А Петр?.. Он по-прежнему сидит на пороге дома, мрачный и молчаливый и - не знаю - может быть, иногда жалеет, что не погиб тогда на склонах Отамора.
Со мной, по-видимому, уже все кончено. Вскоре и дети эти не будут во мне нуждаться. Я начал строить себе могилу на Кладбищенском Острове.
VI
Через шесть дней.
Я смотрю на последние слова, написанные несколько лунных суток назад, и глаза у меня застилает - не слезами, нет, они уже давно высохли, а каким-то горячим песком, и снова охватывает меня ужас и отчаяние. Не для себя приготовил я могилу на Кладбищенском Острове.
Почему... почему?
Вечный, глупый и такой горький вопрос - и ответа на него нет!
Я остался один.
Один с четырьмя детьми, рожденными здесь, которые мне совсем чужие. Я последний человек на Луне из тех, которые прибыли сюда с Земли. Те двое, Марта и Петр, ушли вслед за О'Тамором, Реможнерами, Вудбеллом. А я жив.

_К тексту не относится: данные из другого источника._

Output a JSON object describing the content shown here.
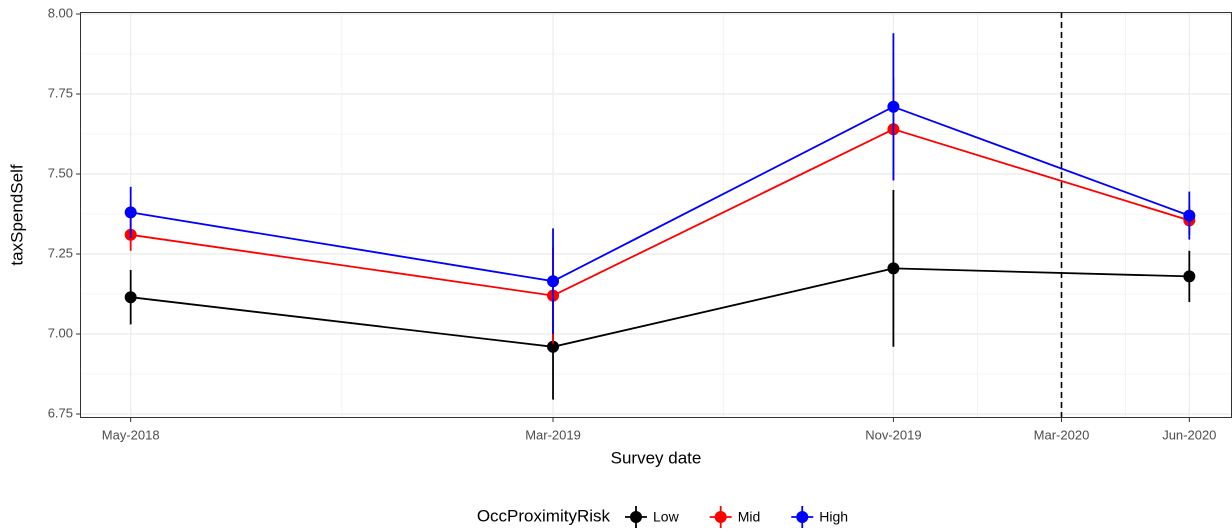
{
  "chart_data": {
    "type": "line",
    "x_label": "Survey date",
    "y_label": "taxSpendSelf",
    "legend_title": "OccProximityRisk",
    "x": [
      "May-2018",
      "Mar-2019",
      "Nov-2019",
      "Jun-2020"
    ],
    "xlim": [
      "Apr-2018",
      "Jul-2020"
    ],
    "xticks": [
      "May-2018",
      "Mar-2019",
      "Nov-2019",
      "Mar-2020",
      "Jun-2020"
    ],
    "vline": "Mar-2020",
    "ylim": [
      6.75,
      8.0
    ],
    "yticks": [
      {
        "value": 6.75,
        "label": "6.75"
      },
      {
        "value": 7,
        "label": "7.00"
      },
      {
        "value": 7.25,
        "label": "7.25"
      },
      {
        "value": 7.5,
        "label": "7.50"
      },
      {
        "value": 7.75,
        "label": "7.75"
      },
      {
        "value": 8,
        "label": "8.00"
      }
    ],
    "grid": true,
    "legend_position": "bottom",
    "series": [
      {
        "name": "Low",
        "color": "#000000",
        "values": [
          7.115,
          6.96,
          7.205,
          7.18
        ],
        "errors": [
          0.085,
          0.165,
          0.245,
          0.08
        ]
      },
      {
        "name": "Mid",
        "color": "#ff0000",
        "values": [
          7.31,
          7.12,
          7.64,
          7.355
        ],
        "errors": [
          0.05,
          0.15,
          0.16,
          0.045
        ]
      },
      {
        "name": "High",
        "color": "#0000ff",
        "values": [
          7.38,
          7.165,
          7.71,
          7.37
        ],
        "errors": [
          0.08,
          0.165,
          0.23,
          0.075
        ]
      }
    ]
  }
}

Это именно та судьба, которой я больше всего опасался - и меньше всего ждал...
Подумать только, как быстро все произошло! Шесть лунных дней, земные полгода! Кто бы мог этого ожидать! А ведь уже в третий раз взошло ленивое солнце над тем местом, где я похоронил умерших. Я одинок, так жутко одинок, что начинаю вскакивать в темноте по ночам, а днем пугаться шелеста и теней, которые бросают мне под ноги колышущиеся от порыва ветра чудо-растения.
Да, я одинок. Потому что эти дети - они чужие мне. Это существа с другой планеты, в полном смысле этого слова.

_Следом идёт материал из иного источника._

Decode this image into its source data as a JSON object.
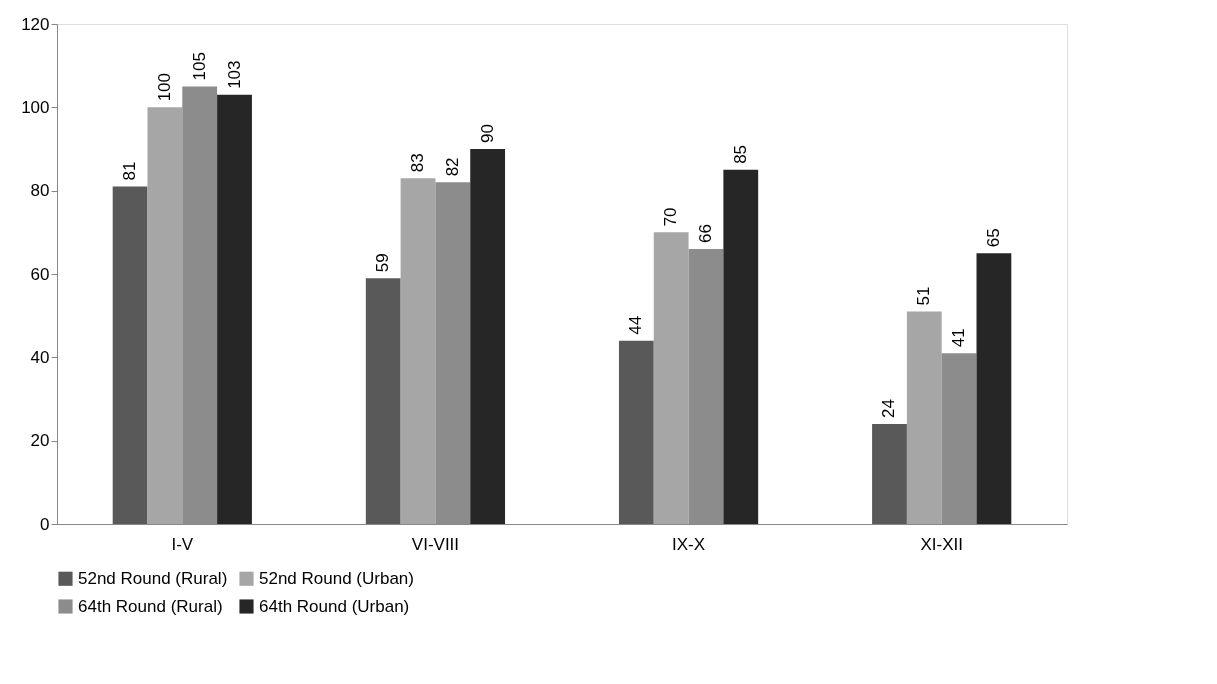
{
  "chart_data": {
    "type": "bar",
    "categories": [
      "I-V",
      "VI-VIII",
      "IX-X",
      "XI-XII"
    ],
    "series": [
      {
        "name": "52nd Round (Rural)",
        "color": "#595959",
        "values": [
          81,
          59,
          44,
          24
        ]
      },
      {
        "name": "52nd Round (Urban)",
        "color": "#a6a6a6",
        "values": [
          100,
          83,
          70,
          51
        ]
      },
      {
        "name": "64th Round (Rural)",
        "color": "#8c8c8c",
        "values": [
          105,
          82,
          66,
          41
        ]
      },
      {
        "name": "64th Round (Urban)",
        "color": "#262626",
        "values": [
          103,
          90,
          85,
          65
        ]
      }
    ],
    "ylim": [
      0,
      120
    ],
    "yticks": [
      0,
      20,
      40,
      60,
      80,
      100,
      120
    ],
    "grid": false,
    "legend": "bottom",
    "data_labels": true
  }
}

Что бы я ни отдал за то, чтобы хоть на короткое время вернуть Марту или Петра!
Когда Марта заболела, я даже не предполагал, что все так страшно окончится.
Я, правда, давно видел, что организм ее ослаб от всего, что ей пришлось перенести, и от постоянно терзающей ее печали, но подобная мысль была далека от меня, так далека!
В последний день Марта была уже нездорова. Еще более тихая и задумчивая, чем обычно, она проводила все время с детьми на берегу моря. Играла с Томом и даже ласкала девочек, весьма удивленных столь редким у нее проявлением материнской любви. Около полудня, когда я пришел на берег сказать, что пора уже возвращаться в дом на сваях, так как скоро начнется буря, она улыбнулась мне и несколько раз повторила:
- Пора возвращаться, пора возвращаться...
Все эти мелочи так живо стоят у меня перед глазами, и теперь, когда я пишу эти строки, я вижу каждое ее движение, слышу ее голос - и мне не хочется думать о том, что ее больше нет, что я никогда ее больше не увижу...
По дороге домой она взяла самую младшую, Аду, на руки и стала допытываться у нее, любит ли она Тома. Малышка отрицательно качала головкой.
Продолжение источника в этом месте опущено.